‘Lexi,’ he murmured, and sounded so thick and strained that the swinging punch scenario replayed itself in her head. He was either really turned on or close to tears, and the latter she refused to accept—mainly because it just didn’t suit the unforgiving frame of mind she was in.
It clearly didn’t suit him either, because she saw two streaks of colour shoot high across his cheeks.
Guilty and with an eye witness, she noted.
She hated him.
Claudia lifted her face up off his chest and turned her beautiful dark head. She was two years older than Lexi. Once upon a time those two years had felt more like a decade to Lexi, in smooth sophistication and worldly experience. Now the age-gap felt like nothing at all, and Claudia’s amazing sloe-shaped bottomless black eyes were still the most exotically beautiful eyes she had ever seen. She looked nothing like her light-haired, blue-eyed brother. She certainly did not have Marco’s sunny temperament. Claudia was devious, calculating and jealously possessive of both her brother and of Franco.
‘Lexi,’ Marco’s beautiful sister whispered as she climbed slowly to her feet. ‘I did not expect to see you here.’
Lexi believed it. Claudia was so visibly shocked to see her standing there she could not contain the horror from sounding in her voice.
Lexi did not spare Franco another glance. Her insides had gone into meltdown and were churning up with the ugliest kind of bitterness. It took all of her control to keep breathing in and out. She kept her eyes focused on Claudia, who was wearing the silver wash of tears glistening on the tips of her long black eyelashes.
Crocodile tears? No, that was just too mean for her even to think it.
Claudia had just lost her beloved brother, after all. Of course she would want to come here and commiserate with Franco over their mutual loss. She had the right.
But it was still difficult for Lexi to part her bloodless lips and murmur, ‘Hello, Claudia,’ peeling her tense fingers off the door handle and still feeling the tension in them when she dropped them to her sides.
Deep breath, Lexi. Walk forward, she instructed her legs, which tingled because they did not want her to go anywhere near Claudia Clemente. ‘I’m so very sorry about Marco.’
At least that was a genuine response. She offered commiserating kisses to the other woman’s cheeks and felt Claudia’s floral perfume dry her throat. From the corner of her eye she caught the way Franco’s facial muscles clenched when she said Marco’s name.
Well, too late for that, she thought, with a cold feeling that sat like a lump where her understanding and sympathy should be. With Claudia here there was no way he could avoid talking about Marco. With Claudia here there was no way he could continue pretending the accident had not happened, or that Lexi was the only person he could bear to have close.
‘Oh, please don’t say his name,’ Claudia begged, and her fabulous eyes filled up with fresh tears. ‘I think I am going to die from my grief.’

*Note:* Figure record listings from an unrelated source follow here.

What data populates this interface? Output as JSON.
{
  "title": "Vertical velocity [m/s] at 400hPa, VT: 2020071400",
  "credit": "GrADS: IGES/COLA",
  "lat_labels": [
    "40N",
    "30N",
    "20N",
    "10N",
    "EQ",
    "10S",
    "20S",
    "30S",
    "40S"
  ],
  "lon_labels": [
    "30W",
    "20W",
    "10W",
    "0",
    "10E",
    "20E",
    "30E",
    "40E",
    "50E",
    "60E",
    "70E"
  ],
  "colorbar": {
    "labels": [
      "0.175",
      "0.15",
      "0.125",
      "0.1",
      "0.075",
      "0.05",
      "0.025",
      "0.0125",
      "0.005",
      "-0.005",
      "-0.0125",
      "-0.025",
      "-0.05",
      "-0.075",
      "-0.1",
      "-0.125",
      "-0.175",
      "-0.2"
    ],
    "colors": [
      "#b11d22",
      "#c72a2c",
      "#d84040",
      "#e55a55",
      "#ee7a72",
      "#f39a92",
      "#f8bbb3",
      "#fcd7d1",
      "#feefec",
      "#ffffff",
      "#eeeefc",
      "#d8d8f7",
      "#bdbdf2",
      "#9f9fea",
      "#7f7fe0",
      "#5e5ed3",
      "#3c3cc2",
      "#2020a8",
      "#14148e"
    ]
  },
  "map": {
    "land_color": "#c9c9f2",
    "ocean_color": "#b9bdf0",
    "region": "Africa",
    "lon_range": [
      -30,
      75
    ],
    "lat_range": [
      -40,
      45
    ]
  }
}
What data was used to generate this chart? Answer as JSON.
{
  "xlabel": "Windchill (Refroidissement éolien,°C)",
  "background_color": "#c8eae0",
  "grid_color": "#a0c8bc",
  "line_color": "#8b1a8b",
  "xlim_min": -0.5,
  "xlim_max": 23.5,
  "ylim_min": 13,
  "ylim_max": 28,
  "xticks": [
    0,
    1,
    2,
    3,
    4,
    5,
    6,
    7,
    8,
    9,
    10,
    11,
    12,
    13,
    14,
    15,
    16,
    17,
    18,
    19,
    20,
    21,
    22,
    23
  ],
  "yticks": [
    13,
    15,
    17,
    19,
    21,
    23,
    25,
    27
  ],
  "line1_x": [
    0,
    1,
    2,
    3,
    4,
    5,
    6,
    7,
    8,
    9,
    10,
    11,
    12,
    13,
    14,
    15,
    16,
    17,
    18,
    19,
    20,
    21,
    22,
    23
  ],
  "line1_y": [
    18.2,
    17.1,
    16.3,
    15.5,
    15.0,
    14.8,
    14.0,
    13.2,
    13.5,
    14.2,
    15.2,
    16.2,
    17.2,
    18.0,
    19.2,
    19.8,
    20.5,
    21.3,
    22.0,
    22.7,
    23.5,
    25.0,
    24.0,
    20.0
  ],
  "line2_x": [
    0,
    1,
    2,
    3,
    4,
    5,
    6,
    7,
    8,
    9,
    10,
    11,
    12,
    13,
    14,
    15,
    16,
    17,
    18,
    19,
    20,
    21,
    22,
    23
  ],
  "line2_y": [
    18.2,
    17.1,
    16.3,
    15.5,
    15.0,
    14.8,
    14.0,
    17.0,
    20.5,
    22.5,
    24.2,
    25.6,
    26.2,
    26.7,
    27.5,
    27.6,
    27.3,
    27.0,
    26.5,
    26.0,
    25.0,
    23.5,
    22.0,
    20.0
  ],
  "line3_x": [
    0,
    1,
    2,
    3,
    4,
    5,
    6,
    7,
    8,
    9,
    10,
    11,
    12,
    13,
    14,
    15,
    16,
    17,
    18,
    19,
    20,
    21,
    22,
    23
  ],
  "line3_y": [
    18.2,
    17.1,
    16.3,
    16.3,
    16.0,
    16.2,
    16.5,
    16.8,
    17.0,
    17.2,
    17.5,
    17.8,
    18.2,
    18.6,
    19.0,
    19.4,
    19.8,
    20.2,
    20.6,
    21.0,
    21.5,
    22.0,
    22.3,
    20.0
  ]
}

As a sob broke free from her throat Lexi felt a pang of guilt for suspecting the quality of her grief. Whatever else Claudia was that she despised, she could not take away from her that she’d adored her older brother. Pushing her own stony feelings aside, Lexi plucked a box of tissues from the bedside table and quietly encouraged Claudia to dry her tears.
‘I had to come,’ Claudia explained once she’d regained control again. ‘I knew that Franco would be tormenting himself. I needed to tell him that we do not hold him to blame.’
Well, that was truly thoughtful and caring of her, but while Claudia was busy dabbing her eyes Franco had closed his eyes and was turning that sickly shade of grey.
‘And M-Mamma and Papa needed to know if he would be well enough to attend M-Marco’s funeral next Tuesday.’
‘We will be there.’ The man himself spoke at last. Then he fell into deep, dark, husky Italian, spoken too fast for Lexi to follow; but that sent Claudia to her knees again, her arms locking tightly around his neck.
Lexi removed herself over to the window and stayed there until Claudia made her final farewells and eventually left. The ensuing silence hung like a woodchopper’s axe, hesitating over the downward slice that would split them clean in two.
Three and a half years was a long time to hang onto such a poisonous grudge, she tried hard to tell herself. She’d grown up an awful lot in those years, so it was logical that Claudia had done the same thing.
Deep down, though, she didn’t believe that Marco’s sister had changed. She’d seen something in the possessive trail of the other woman’s fingers as they’d let go of Franco, and in the way she hadn’t been able to resist bruising his lips with a final kiss before she’d dragged herself away from him.
The atmosphere she’d left behind pulsated with Lexi’s continued silence.
What am I doing here?
Once again she asked herself that question. Franco needed people like Claudia around him—friends, family, lovers who would gently ease his grief out into the open.
‘What’s wrong, Lexi?’ he murmured quietly.
‘How did she get in here?’ she asked.
‘She arrived a few minutes ago. I could not deny her need to see me.’